Internationalization in PHP

August 16, 2013

This page was initially written in Lithuanian. The examples contain Lithuanian phrases.

One of the most actual problems that application developers have to solve is adapting application to different languages (internationalization, i18n) and multi-cultural preferences, i.e. number, date formats etc. (localication, l10n).

For example:

Internationalization problems are commonly solved using standart operating system tool - locales. I.e.:

<?php
setlocale(LC_TIME, 'lt_LT.UTF-8');
echo strftime('%c'); // 2013 m. rugpjūčio 16 d. 11:50:29
setlocale(LC_TIME, 'en_US.UTF-8');
echo strftime('%c'); // Fri 16 Aug 2013 11:50:29 AM EEST

However, locales do not solve all problems. Also, they must be installed in the operating system.

Under Linux OS you can see installed locale list using locale -a.

The project that solves more problems, related to unicode (UTF) internationalization, is ICU (Internationalization Components for Unicode): http://site.icu-project.org/

ICU library has to be installed in the OS in order to use ICU (in case of Debian/Ubuntu, it is called libicu*)

PHP library is called intl. You can install it from PECL repository or if you’re using Ubuntu, as a package php5-intl.

Transliteration

Converting non-latin symbols to latin ones is a common problem, i.e.: when it is needed to form a clean URL.

Transliterator class can be used to perform such conversion:

<?php
$id = "Any-Latin; NFD; [:Nonspacing Mark:] Remove; NFC; [:Punctuation:] Remove; Lower();";
$transliterator = Transliterator::create($id);
$string = "ąčįū!?_-&% ĄČĘĖĮŠŲŪŽ";
echo $transliterator->transliterate($string);
// aciu aceeisuuz

If it is needed to generate URL slug, we can convert spaces to hyphens using RegExp:

<?php
echo preg_replace('/\s+/', '-', 'tekstas   tekstas2');
// tekstas-tekstas2

The argument passed to Transliterator::create() can be formed according the ICU transformation guide.

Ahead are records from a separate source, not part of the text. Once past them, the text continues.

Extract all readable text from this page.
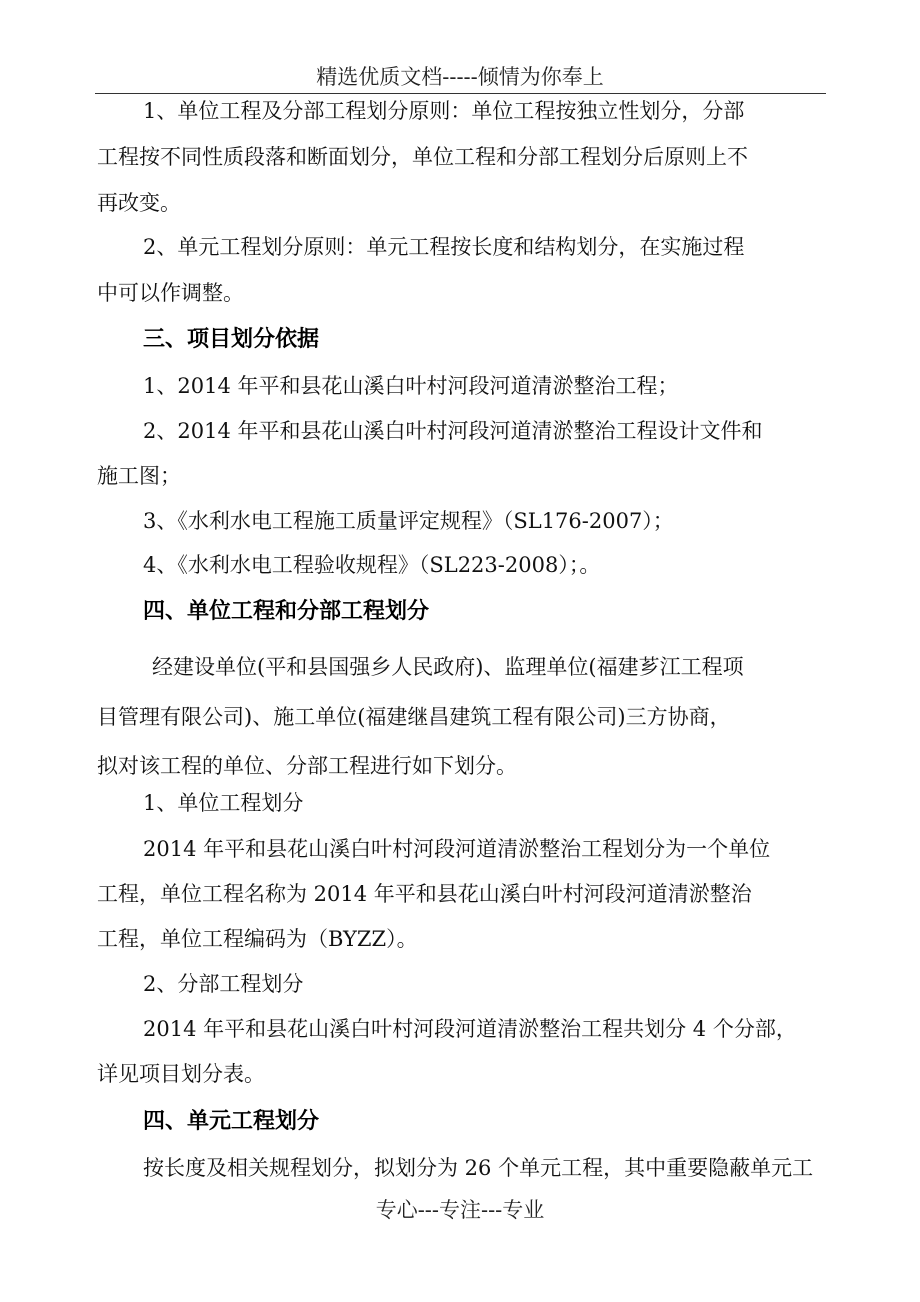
精选优质文档-----倾情为你奉上
1、单位工程及分部工程划分原则：单位工程按独立性划分，分部
工程按不同性质段落和断面划分，单位工程和分部工程划分后原则上不
再改变。
2、单元工程划分原则：单元工程按长度和结构划分，在实施过程
中可以作调整。
三、项目划分依据
1、2014 年平和县花山溪白叶村河段河道清淤整治工程；
2、2014 年平和县花山溪白叶村河段河道清淤整治工程设计文件和
施工图；
3、《水利水电工程施工质量评定规程》（SL176-2007）；
4、《水利水电工程验收规程》（SL223-2008）；。
四、单位工程和分部工程划分
经建设单位(平和县国强乡人民政府)、监理单位(福建芗江工程项
目管理有限公司)、施工单位(福建继昌建筑工程有限公司)三方协商，
拟对该工程的单位、分部工程进行如下划分。
1、单位工程划分
2014 年平和县花山溪白叶村河段河道清淤整治工程划分为一个单位
工程，单位工程名称为 2014 年平和县花山溪白叶村河段河道清淤整治
工程，单位工程编码为（BYZZ）。
2、分部工程划分
2014 年平和县花山溪白叶村河段河道清淤整治工程共划分 4 个分部，
详见项目划分表。
四、单元工程划分
按长度及相关规程划分，拟划分为 26 个单元工程，其中重要隐蔽单元工
专心---专注---专业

NFC and NFD are unicode normalization and denormalization functions.

Sorting

Let’s assume we need to sort Lithuanian words: urvas, ūkas, Ukmergė, ugnis. The expected result is: urvas, ūkas, Ukmergė, ugnis.

Normally the PHP array is sorted like this:

<?php
$arr = ['urvas', 'ūkas', 'Ukmergė', 'ugnis'];
sort($arr);
print_r($arr);
// Array ( [0] => Ukmergė [1] => ugnis [2] => urvas [3] => ūkas )

The result is incorrect due to wrong collation (the capital letter is sorted first, the u with macron is sorted the last).

It is possible to hint sort() to use system locale by passing SORT_LOCALE_STRING as second argument:

<?php
setlocale(LC_ALL, 'lt_LT.UTF-8');
$arr = ['urvas', 'ūkas', 'Ukmergė', 'ugnis'];
sort($arr, SORT_LOCALE_STRING);
print_r($arr);
// Array ( [0] => ugnis [1] => ūkas [2] => Ukmergė [3] => urvas )

The result is correct, but it can have negative impact, because in this example the locale is set globally. Also, it must be installed in the operating system.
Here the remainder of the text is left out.